While these plants are productive and unusual, Parker said his favorite food crops are fruit trees. He generally urges clients to stay away from apples in the home garden because they attract so many pests, but there are alternatives, from the fairly rare native paw paw tree to the more common peaches and plums.


When you visit Parker’s home, the crops you see first are annual vegetables. Annuals require more tending than the perennial crops, so you want them close to where people spend the most time, according to principles of permaculture. In his case, they are by the path between where cars are parked and the entrance to the house.

One attractive but inedible plant on the property is castor bean, which is poisonous and, despite its name, not a true bean. The mulch in Parker’s garden attracts voles and castor beans are supposed to repel them. They didn’t, but he likes the striking architectural red foliage and bright fruit.

Parker owns five acres, but only a bit more than an acre is cleared. He uses a lot of wood chips and leaves as mulch.

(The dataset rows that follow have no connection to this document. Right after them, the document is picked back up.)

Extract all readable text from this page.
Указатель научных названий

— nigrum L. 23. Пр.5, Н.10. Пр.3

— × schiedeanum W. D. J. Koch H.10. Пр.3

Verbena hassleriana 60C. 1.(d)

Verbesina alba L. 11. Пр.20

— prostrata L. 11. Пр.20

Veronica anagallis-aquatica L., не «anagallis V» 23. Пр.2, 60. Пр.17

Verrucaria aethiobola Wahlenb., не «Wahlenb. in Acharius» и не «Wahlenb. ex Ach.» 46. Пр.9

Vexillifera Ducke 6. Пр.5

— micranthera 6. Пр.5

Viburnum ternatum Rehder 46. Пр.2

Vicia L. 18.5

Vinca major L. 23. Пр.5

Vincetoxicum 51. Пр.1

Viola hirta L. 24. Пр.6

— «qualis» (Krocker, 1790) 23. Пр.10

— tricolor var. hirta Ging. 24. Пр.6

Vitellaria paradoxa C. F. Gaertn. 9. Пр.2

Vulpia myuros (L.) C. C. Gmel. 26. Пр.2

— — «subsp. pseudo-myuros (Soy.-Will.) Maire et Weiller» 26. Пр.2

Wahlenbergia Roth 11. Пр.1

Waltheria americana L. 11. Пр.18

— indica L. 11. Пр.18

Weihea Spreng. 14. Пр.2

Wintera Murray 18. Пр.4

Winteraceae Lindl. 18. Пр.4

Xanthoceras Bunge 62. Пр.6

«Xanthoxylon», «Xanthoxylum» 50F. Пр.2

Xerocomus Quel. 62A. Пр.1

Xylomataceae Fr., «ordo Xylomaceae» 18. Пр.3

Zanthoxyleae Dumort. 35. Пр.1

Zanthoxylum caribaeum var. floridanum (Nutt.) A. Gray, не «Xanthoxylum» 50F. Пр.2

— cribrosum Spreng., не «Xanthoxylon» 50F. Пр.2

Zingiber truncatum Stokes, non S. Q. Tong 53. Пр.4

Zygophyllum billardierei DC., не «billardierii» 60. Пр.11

And while he could rake leaves out of the woods for use in his beds, he finds it easier to pick up leaves that people have left out on the streets of Portland. He uses compost when he establishes his beds for perennial plants and some compost most years on his annual beds – but no other garden amendments to provide nitrogen or other elements. By picking plants that are self-sufficient and more able to get along on the soil as it exists in the garden, he has to depend less on products imported from off his property, or perhaps from many miles away.

He does keep chickens and ducks, but he dislikes that they sometimes scratch up his mulch and vegetables. He tried Guinea fowl but got rid of them. “They are loud and obnoxious,” he said.

From talking with Parker, I learned that my own gardens are home to about 100 food plants that I have never tasted. That would be all the hosta Nancy and I grow as an attractive foliage plant. Snap off the shoots before the leaves start to unfurl, and they are a tasty vegetable. Steam or boil them and serve with a miso mustard. Or roast them after steaming and wrap prosciutto around them.

Now I know that if the economy tanks, we can just start eating the hosta.